The worlds of gaming, “play,” and electronic music have always been in an extended flirtation. A deep collaboration between Capcom and Teenage Engineering brings those worlds together and lets you VJ with classic games.

The download is free, pouring supersaturated pixel goodness from Capcom classics into a live 3D engine you can play in time with the synth. But apart from eye candy for lovers of Mega Man and Street Fighter, there is a statement here – a partnership between the Swedish and Japanese teams that fuses game and music aesthetics.

The OP-Z app has the videopaks ready to go – with support for iOS, Android, and macOS all three:

I got a chance to talk with the teams at Capcom and Teenage Engineering, so I think it’s worth exploring some background.

From the beginning, Teenage Engineering’s creators were toying with a connection between gaming and electronic music. It’s an attitude that frankly, some traditionalists hate. The OP-1, and the OP-Z even more so, resemble nothing if not luxury game controllers or consumer electronics. (That particular futuristic design is also to blame for the OP-1 being a rarified purchase these days, even after an anniversary price cut. The OP-Z is not outrageously expensive for its functionality, but it lacks the design cues – wood endcaps and oversized knobs – that connote value to conservative European and US synth fans, and it isn’t produced in Nintendo volume, so don’t expect Switch-like prices.)
The OP-Z, which with its companion app, becomes a controller for these interactive visual performance sets.

To Teenage Engineering’s fans, though, this is the soul of the experience. From the Game & Watch-inspired Pocket Operators to the OP line to even the simplified modular, Teenage courts musicians with kick-combo finger dexterity. Minimalism serves a purpose – real portability and focus. The sound engines are shameless in chip music, digital-punk aesthetics – ragged-edged by design. They don’t emulate a game system; they simply incorporate the push-button, digital lo-fi characteristics of them in original instruments.

But it’s also important to understand that these are instruments designed by people who have worked both in audio and gaming.

David Möllerstedt, the Teenagers’ VP of engineering who has led a lot of the work on these instruments, has a dual life both as an audio programmer at Elektron (of machinedrum fame), and working on audio at gaming giant Electronic Arts. So too was his colleague Jonas Åberg, who also came to TE from EA DICE. (There they worked on software and audio for the likes of Mirrors Edge and Battlefield as well as the ground-breaking Frostbite gaming engine.)

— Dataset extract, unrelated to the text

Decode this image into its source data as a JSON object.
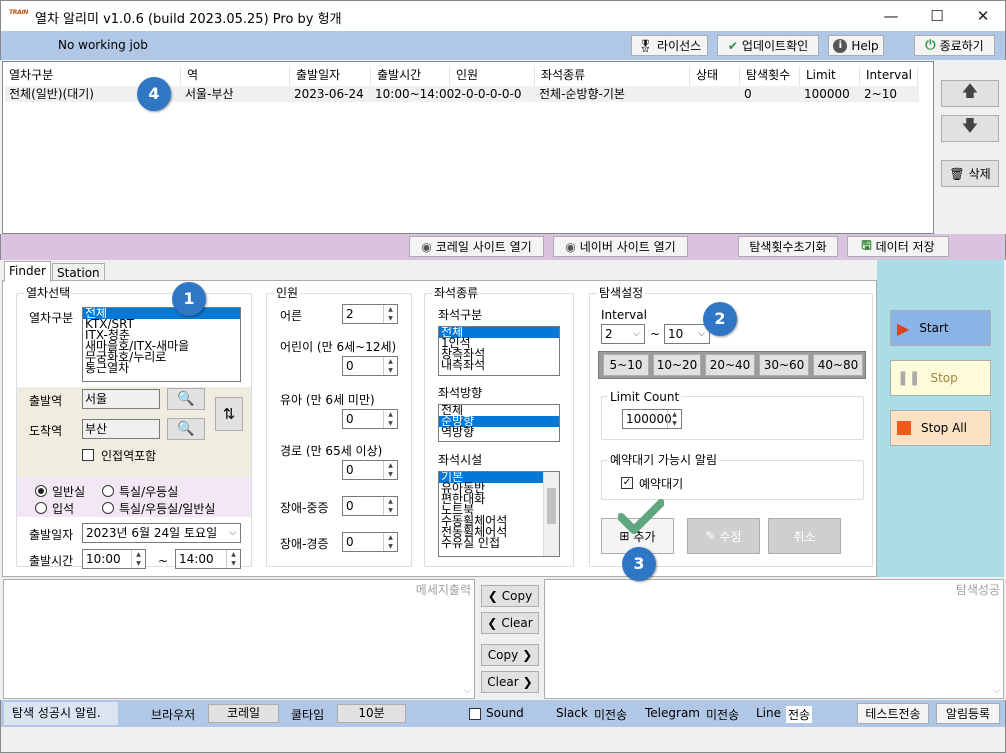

That says a lot – not only about dual passions, but about the engineering that makes both gaming and music machines tick.

These collaborations aren’t licensing deals hashed up by marketing – they grew organically out of connections between skilled doers on both sides.

The story goes like this – David wrote an email (shared with CDM) cold-calling Tomoya Kishi (via LinkedIn, no less) who runs Capcom’s audio department. What began as just a simple request to license some voice samples and sound effects for the OP-1 drum kits turned into an extensive media archaeology project and longer-running collaboration and partnership between the Stockholm- and Osaka-based companies.

Tomoya-san tells CDM he went deep into Capcom’s archives, digging out long-lost pieces of the soundtracks of Street Fighter and Mega Man. He showed us a big pile of DAT recordings, and even located alternative takes.

A simple request for some one-shots for drum kits turned into an adventure into a deep dive into the archives of Capcom classics like Street Fighter II, involving the whole audio department. Photo provided to CDM by Tomoya-san and Capcom.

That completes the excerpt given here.